Propofol, marketed as Diprivan, among other names, is a short-acting medication that results in a decreased level of consciousness and a lack of memory for events.[4] Its uses include the starting and maintenance of general anesthesia, sedation for mechanically ventilated adults, and procedural sedation.[4] It is also used for status epilepticus if other medications have not worked.[4] It is given by injection into a vein, and the maximum effect takes about two minutes to occur and typically lasts five to ten minutes.[4] Propofol is also used for medical assistance in dying in Canada.[5]

Common side effects of propofol include an irregular heart ratelow blood pressure, a burning sensation at the site of injection and the cessation of breathing.[4] Other serious side effects may include seizures, infections due to improper use, addiction, and propofol infusion syndrome with long-term use.[4] The medication appears to be safe for use during pregnancy but has not been well studied for use in this case.[4] It is not recommended for use during a cesarean section.[4] It is not a pain medication, so opioids such as morphine may also be used,[6] however whether or not they are always needed is not clear.[7] Propofol is believed to work at least partly via a receptor for GABA.[4]

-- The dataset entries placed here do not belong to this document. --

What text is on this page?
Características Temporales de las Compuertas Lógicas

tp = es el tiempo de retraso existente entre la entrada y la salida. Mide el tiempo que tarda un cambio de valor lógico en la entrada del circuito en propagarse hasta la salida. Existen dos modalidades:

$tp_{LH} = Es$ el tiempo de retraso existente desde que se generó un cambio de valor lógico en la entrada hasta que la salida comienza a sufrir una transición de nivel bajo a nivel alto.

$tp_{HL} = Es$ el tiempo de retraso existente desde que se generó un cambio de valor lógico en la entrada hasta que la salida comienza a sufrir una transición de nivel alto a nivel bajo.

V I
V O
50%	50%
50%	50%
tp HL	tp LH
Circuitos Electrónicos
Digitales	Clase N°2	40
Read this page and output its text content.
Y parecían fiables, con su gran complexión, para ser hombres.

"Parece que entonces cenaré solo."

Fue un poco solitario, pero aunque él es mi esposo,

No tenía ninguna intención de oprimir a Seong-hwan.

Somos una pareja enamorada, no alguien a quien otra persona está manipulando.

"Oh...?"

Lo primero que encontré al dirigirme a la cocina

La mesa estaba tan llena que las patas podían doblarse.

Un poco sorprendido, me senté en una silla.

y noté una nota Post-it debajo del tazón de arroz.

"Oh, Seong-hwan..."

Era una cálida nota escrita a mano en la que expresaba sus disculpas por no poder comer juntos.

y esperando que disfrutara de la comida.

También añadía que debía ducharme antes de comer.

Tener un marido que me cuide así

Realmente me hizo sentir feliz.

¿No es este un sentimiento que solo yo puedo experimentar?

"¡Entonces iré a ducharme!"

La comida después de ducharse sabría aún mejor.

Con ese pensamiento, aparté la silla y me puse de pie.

Propofol was discovered in 1977 and approved for use in the United States in 1989.[4][8] It is on the World Health Organization’s List of Essential Medicines[9] and is available as a generic medication.[4] It has been referred to as milk of amnesia (a play on “milk of magnesia“), because of the milk-like appearance of the intravenous preparation, and because of its tendency to suppress memory recall.[10][11] Propofol is also used in veterinary medicine for anesthesia.[12][13]

Medical uses

Anesthesia

To induce general anesthesia, propofol is the drug used almost always, having largely replaced sodium thiopental.[14][6] It can also be administered as part of an anesthesia maintenance technique called total intravenous anesthesia, using either manually programmed infusion pumps or computer-controlled infusion pumps in a process called target controlled infusion (TCI). Propofol is also used to sedate individuals who are receiving mechanical ventilation but not undergoing surgery, such as patients in the intensive care unit.[15][16] In critically ill patients, propofol is superior to lorazepam both in effectiveness and overall cost.[17] Propofol is relatively inexpensive compared to medications of similar use due to shorter ICU stay length.[17] One of the reasons propofol is thought to be more effective (although it has a longer half-life than lorazepam) is because studies have found that benzodiazepines like midazolam and lorazepam tend to accumulate in critically ill patients, prolonging sedation.[17] Propofol has also been suggested as a sleep aid in critically ill adults in the ICU, however, the effectiveness of this medicine at replicating the mental and physical aspects of sleep for people in the ICU are not clear.[16]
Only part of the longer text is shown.